Internet entrepreneur Jeff Bezos - the man behind amazon.com, an on-line bookstore that has yet to make a profit - recently slipped past BMW's Quandt family on the Forbes magazine list of the world's wealthiest people. That largely reflects the weird world of Internet stocks. But it also says that the market does not value one of the world's greatest automotive brands nearly enough.
That's not fair to the Quandts. But more importantly it is not fair to smaller shareholders who have put their money in BMW and expect a return.
A revolution is needed in Europe. Executives have to tell their story. And they have to do the other things - the basics, like implement stock options packages for senior managers and buy back shares when necessary.

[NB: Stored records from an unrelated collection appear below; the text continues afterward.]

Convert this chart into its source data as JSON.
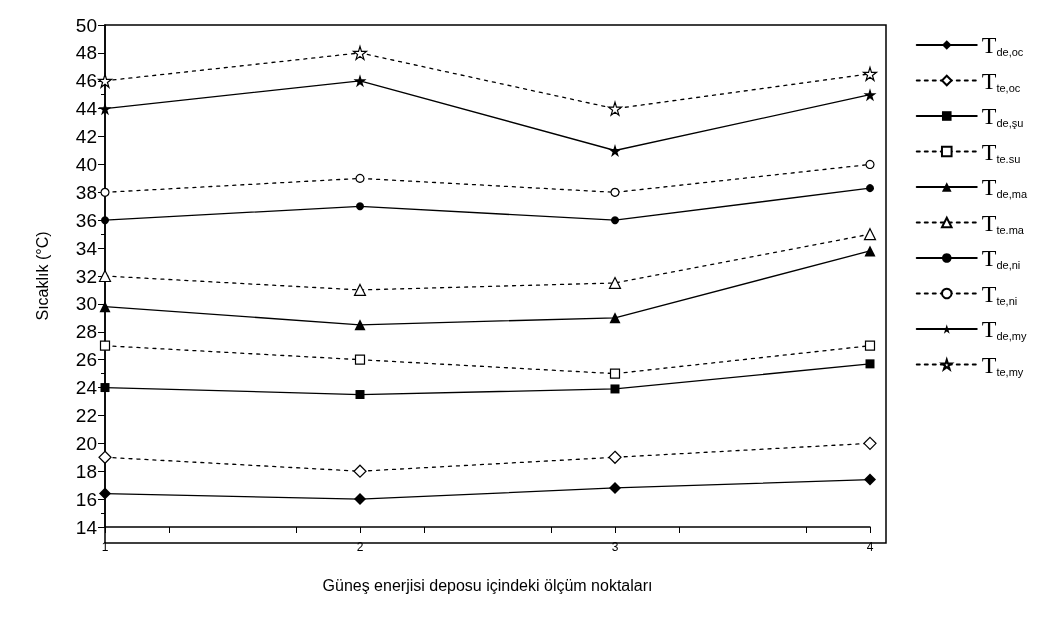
{
  "chart_data": {
    "type": "line",
    "xlabel": "Güneş enerjisi deposu içindeki ölçüm noktaları",
    "ylabel": "Sıcaklık (°C)",
    "x": [
      1,
      2,
      3,
      4
    ],
    "xlim": [
      1,
      4
    ],
    "xticks": [
      1,
      2,
      3,
      4
    ],
    "ylim": [
      14,
      50
    ],
    "yticks": [
      14,
      16,
      18,
      20,
      22,
      24,
      26,
      28,
      30,
      32,
      34,
      36,
      38,
      40,
      42,
      44,
      46,
      48,
      50
    ],
    "grid": false,
    "legend": "right",
    "series": [
      {
        "name": "T$_{de,oc}$",
        "color": "#000000",
        "marker": "diamond",
        "line_style": "solid",
        "values": [
          16.4,
          16,
          16.8,
          17.4
        ]
      },
      {
        "name": "T$_{te,oc}$",
        "color": "#000000",
        "marker": "diamond",
        "line_style": "dotted",
        "values": [
          19,
          18,
          19,
          20
        ]
      },
      {
        "name": "T$_{de,şu}$",
        "color": "#000000",
        "marker": "square",
        "line_style": "solid",
        "values": [
          24,
          23.5,
          23.9,
          25.7
        ]
      },
      {
        "name": "T$_{te.su}$",
        "color": "#000000",
        "marker": "square",
        "line_style": "dotted",
        "values": [
          27,
          26,
          25,
          27
        ]
      },
      {
        "name": "T$_{de,ma}$",
        "color": "#000000",
        "marker": "triangle",
        "line_style": "solid",
        "values": [
          29.8,
          28.5,
          29,
          33.8
        ]
      },
      {
        "name": "T$_{te.ma}$",
        "color": "#000000",
        "marker": "triangle",
        "line_style": "dotted",
        "values": [
          32,
          31,
          31.5,
          35
        ]
      },
      {
        "name": "T$_{de,ni}$",
        "color": "#000000",
        "marker": "circle",
        "line_style": "solid",
        "values": [
          36,
          37,
          36,
          38.3
        ]
      },
      {
        "name": "T$_{te,ni}$",
        "color": "#000000",
        "marker": "circle",
        "line_style": "dotted",
        "values": [
          38,
          39,
          38,
          40
        ]
      },
      {
        "name": "T$_{de,my}$",
        "color": "#000000",
        "marker": "star",
        "line_style": "solid",
        "values": [
          44,
          46,
          41,
          45
        ]
      },
      {
        "name": "T$_{te,my}$",
        "color": "#000000",
        "marker": "star",
        "line_style": "dotted",
        "values": [
          46,
          48,
          44,
          46.5
        ]
      }
    ]
  }
}
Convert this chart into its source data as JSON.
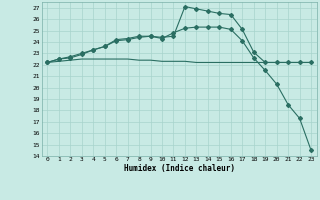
{
  "xlabel": "Humidex (Indice chaleur)",
  "x_ticks": [
    0,
    1,
    2,
    3,
    4,
    5,
    6,
    7,
    8,
    9,
    10,
    11,
    12,
    13,
    14,
    15,
    16,
    17,
    18,
    19,
    20,
    21,
    22,
    23
  ],
  "ylim": [
    14,
    27.5
  ],
  "xlim": [
    -0.5,
    23.5
  ],
  "y_ticks": [
    14,
    15,
    16,
    17,
    18,
    19,
    20,
    21,
    22,
    23,
    24,
    25,
    26,
    27
  ],
  "bg_color": "#c8eae4",
  "grid_color": "#a8d4cc",
  "line_color": "#2a6e62",
  "line1_x": [
    0,
    1,
    2,
    3,
    4,
    5,
    6,
    7,
    8,
    9,
    10,
    11,
    12,
    13,
    14,
    15,
    16,
    17,
    18,
    19,
    20,
    21,
    22,
    23
  ],
  "line1_y": [
    22.2,
    22.5,
    22.6,
    22.9,
    23.3,
    23.6,
    24.2,
    24.3,
    24.5,
    24.5,
    24.4,
    24.5,
    27.1,
    26.9,
    26.7,
    26.5,
    26.4,
    25.1,
    23.1,
    22.2,
    22.2,
    22.2,
    22.2,
    22.2
  ],
  "line2_x": [
    0,
    1,
    2,
    3,
    4,
    5,
    6,
    7,
    8,
    9,
    10,
    11,
    12,
    13,
    14,
    15,
    16,
    17,
    18,
    19,
    20,
    21,
    22,
    23
  ],
  "line2_y": [
    22.2,
    22.5,
    22.7,
    23.0,
    23.3,
    23.6,
    24.1,
    24.2,
    24.4,
    24.5,
    24.3,
    24.8,
    25.2,
    25.3,
    25.3,
    25.3,
    25.1,
    24.1,
    22.6,
    21.5,
    20.3,
    18.5,
    17.3,
    14.5
  ],
  "line3_x": [
    0,
    1,
    2,
    3,
    4,
    5,
    6,
    7,
    8,
    9,
    10,
    11,
    12,
    13,
    14,
    15,
    16,
    17,
    18,
    19,
    20,
    21,
    22,
    23
  ],
  "line3_y": [
    22.2,
    22.3,
    22.4,
    22.5,
    22.5,
    22.5,
    22.5,
    22.5,
    22.4,
    22.4,
    22.3,
    22.3,
    22.3,
    22.2,
    22.2,
    22.2,
    22.2,
    22.2,
    22.2,
    22.2,
    22.2,
    22.2,
    22.2,
    22.2
  ]
}
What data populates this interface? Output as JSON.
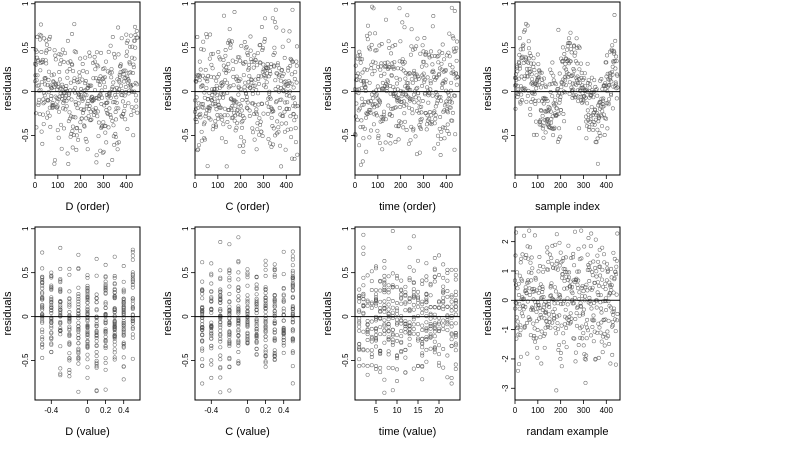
{
  "figure": {
    "background": "#ffffff",
    "point_color": "#555555",
    "line_color": "#000000"
  },
  "chart_data": [
    {
      "type": "scatter",
      "xlabel": "D (order)",
      "ylabel": "residuals",
      "xlim": [
        0,
        460
      ],
      "ylim": [
        -0.95,
        1.02
      ],
      "xticks": [
        0,
        100,
        200,
        300,
        400
      ],
      "yticks": [
        -0.5,
        0.0,
        0.5,
        1.0
      ],
      "hline": 0,
      "n_points": 450,
      "x_kind": "index",
      "pattern": "u-shape",
      "spread": 0.3
    },
    {
      "type": "scatter",
      "xlabel": "C (order)",
      "ylabel": "residuals",
      "xlim": [
        0,
        460
      ],
      "ylim": [
        -0.95,
        1.02
      ],
      "xticks": [
        0,
        100,
        200,
        300,
        400
      ],
      "yticks": [
        -0.5,
        0.0,
        0.5,
        1.0
      ],
      "hline": 0,
      "n_points": 450,
      "x_kind": "index",
      "pattern": "flat",
      "spread": 0.33
    },
    {
      "type": "scatter",
      "xlabel": "time (order)",
      "ylabel": "residuals",
      "xlim": [
        0,
        460
      ],
      "ylim": [
        -0.95,
        1.02
      ],
      "xticks": [
        0,
        100,
        200,
        300,
        400
      ],
      "yticks": [
        -0.5,
        0.0,
        0.5,
        1.0
      ],
      "hline": 0,
      "n_points": 450,
      "x_kind": "index",
      "pattern": "flat",
      "spread": 0.33
    },
    {
      "type": "scatter",
      "xlabel": "sample index",
      "ylabel": "residuals",
      "xlim": [
        0,
        460
      ],
      "ylim": [
        -0.95,
        1.02
      ],
      "xticks": [
        0,
        100,
        200,
        300,
        400
      ],
      "yticks": [
        -0.5,
        0.0,
        0.5,
        1.0
      ],
      "hline": 0,
      "n_points": 450,
      "x_kind": "index",
      "pattern": "wave",
      "spread": 0.22
    },
    {
      "type": "scatter",
      "xlabel": "D (value)",
      "ylabel": "residuals",
      "xlim": [
        -0.58,
        0.58
      ],
      "ylim": [
        -0.95,
        1.02
      ],
      "xticks": [
        -0.4,
        0.0,
        0.2,
        0.4
      ],
      "yticks": [
        -0.5,
        0.0,
        0.5,
        1.0
      ],
      "hline": 0,
      "n_points": 450,
      "x_kind": "discrete",
      "x_levels": [
        -0.5,
        -0.4,
        -0.3,
        -0.2,
        -0.1,
        0.0,
        0.1,
        0.2,
        0.3,
        0.4,
        0.5
      ],
      "pattern": "u-shape-value",
      "spread": 0.3
    },
    {
      "type": "scatter",
      "xlabel": "C (value)",
      "ylabel": "residuals",
      "xlim": [
        -0.58,
        0.58
      ],
      "ylim": [
        -0.95,
        1.02
      ],
      "xticks": [
        -0.4,
        0.0,
        0.2,
        0.4
      ],
      "yticks": [
        -0.5,
        0.0,
        0.5,
        1.0
      ],
      "hline": 0,
      "n_points": 450,
      "x_kind": "discrete",
      "x_levels": [
        -0.5,
        -0.4,
        -0.3,
        -0.2,
        -0.1,
        0.0,
        0.1,
        0.2,
        0.3,
        0.4,
        0.5
      ],
      "pattern": "flat",
      "spread": 0.33
    },
    {
      "type": "scatter",
      "xlabel": "time (value)",
      "ylabel": "residuals",
      "xlim": [
        0,
        25
      ],
      "ylim": [
        -0.95,
        1.02
      ],
      "xticks": [
        5,
        10,
        15,
        20
      ],
      "yticks": [
        -0.5,
        0.0,
        0.5,
        1.0
      ],
      "hline": 0,
      "n_points": 450,
      "x_kind": "discrete",
      "x_levels": [
        1,
        2,
        3,
        4,
        5,
        6,
        7,
        8,
        9,
        10,
        11,
        12,
        13,
        14,
        15,
        16,
        17,
        18,
        19,
        20,
        21,
        22,
        23,
        24
      ],
      "pattern": "flat",
      "spread": 0.33
    },
    {
      "type": "scatter",
      "xlabel": "randam example",
      "ylabel": "residuals",
      "xlim": [
        0,
        460
      ],
      "ylim": [
        -3.4,
        2.5
      ],
      "xticks": [
        0,
        100,
        200,
        300,
        400
      ],
      "yticks": [
        -3,
        -2,
        -1,
        0,
        1,
        2
      ],
      "hline": 0,
      "n_points": 450,
      "x_kind": "index",
      "pattern": "normal",
      "spread": 1.0
    }
  ]
}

There are signs of change. Share options for senior executives are slowly being introduced in Europe. DaimlerChrysler is being influenced by Chrysler's shareholder mentality, though D/C is disturbingly less transparent than the old Chrysler.
After going private, Renault became more attractive to investors. A refocused Renault made tough, but necessary decisions, like closing the Vilvoorde, Belgium, plant. Though smaller than Nissan, Renault had the wherewithal to acquire management control of the Japanese company.
There are also signs of light at Fiat, where the share price is languishing. Jack Welch, the chairman of General Electric and Fiat SpA Chairman Paolo Fresco's former boss, has been named to the board of directors.
Welch is the godfather of value creation. His message will be clear for Fiat and for the rest of the European auto industry. Taking care of shareholders is worth the trouble.